You might be wondering: How is hemp turned into fabric? Whether you are considering buying hemp-made clothing or not, you should learn more about how the plant is processed.
Here are some steps in the process. These include the spinning of hemp fibres, flattening them with pressure, using softeners and wrinkle-resistors, bleaching and dyeing, and more.
Although hemp processing is not completely eco-friendly, the process does not include the use of harmful chemicals.
Before we learn how hemp is processed into fabric, we should first understand the different benefits of using it.
Unlike cotton, hemp requires only small amounts of land to grow, and it produces twice as much fibre per hectare as cotton.

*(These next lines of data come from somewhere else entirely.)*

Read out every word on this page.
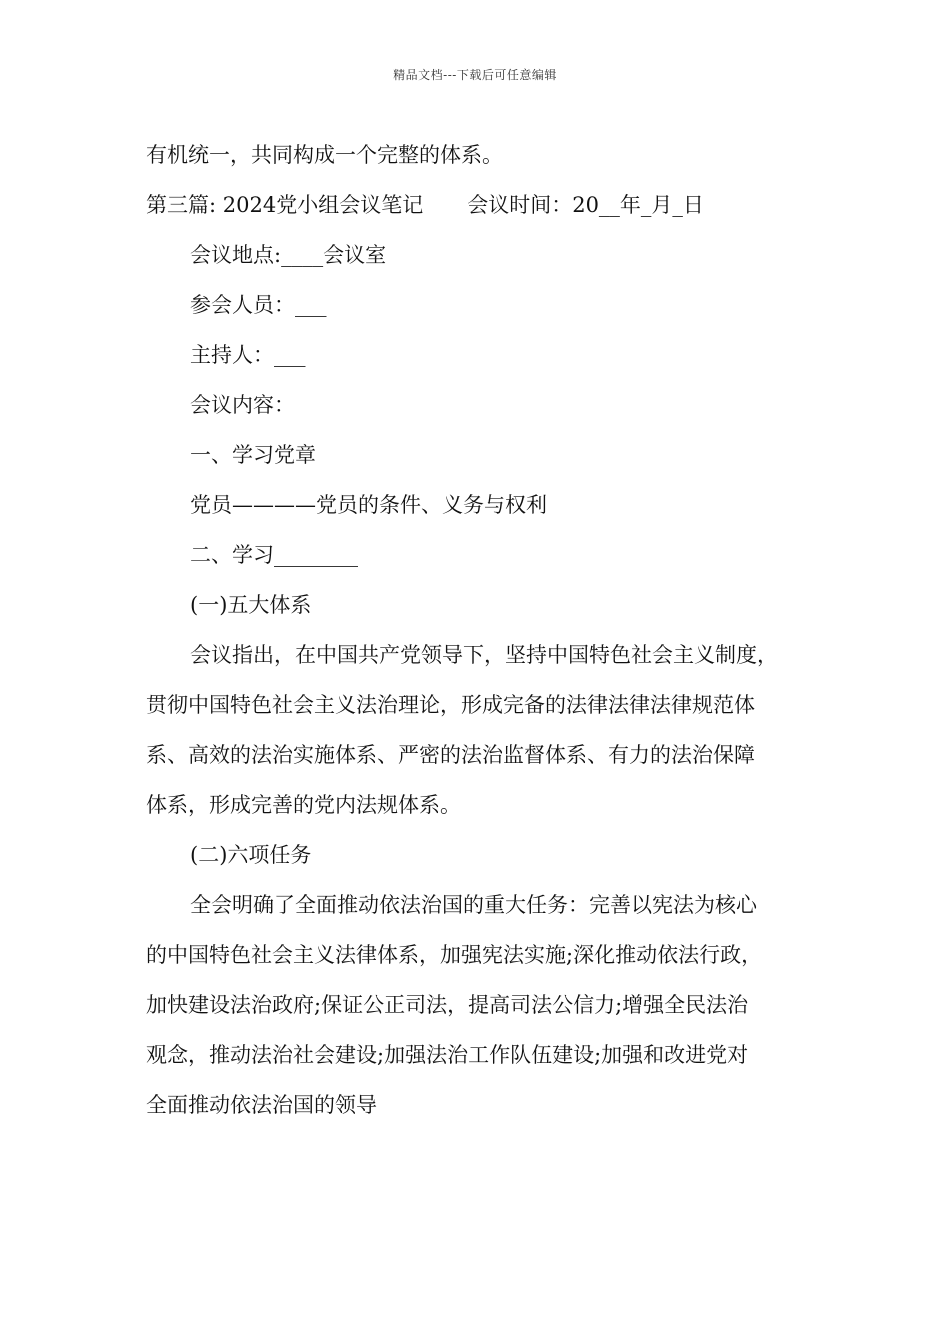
精品文档---下载后可任意编辑
有机统一，共同构成一个完整的体系。
第三篇: 2024党小组会议笔记 会议时间：20__年_月_日
会议地点:____会议室
参会人员：___
主持人：___
会议内容：
一、学习党章
党员————党员的条件、义务与权利
二、学习________
(一)五大体系
会议指出，在中国共产党领导下，坚持中国特色社会主义制度，
贯彻中国特色社会主义法治理论，形成完备的法律法律法律规范体
系、高效的法治实施体系、严密的法治监督体系、有力的法治保障
体系，形成完善的党内法规体系。
(二)六项任务
全会明确了全面推动依法治国的重大任务：完善以宪法为核心
的中国特色社会主义法律体系，加强宪法实施;深化推动依法行政，
加快建设法治政府;保证公正司法，提高司法公信力;增强全民法治
观念，推动法治社会建设;加强法治工作队伍建设;加强和改进党对
全面推动依法治国的领导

Moreover, hemp is a sustainable crop, which means that the process should not negatively affect the environment.
Therefore, hemp-based textiles should be made using low-impact methods and consideration for the workers, the consumer, and the profits.
The hemp stalk is harvested when the lower leaves turn yellow. The stalks are subsequently sorted into two sections: the fibrous outer portion and the woody core.
Once the male stalks are harvested, the female ones are left to mature until their seeds are ready. The male plants produce fibre with a finer texture than the female ones.
A 1996 study in Hungary concluded that male hemp fibre was more valuable than the female hemp fiber and was 12% stronger.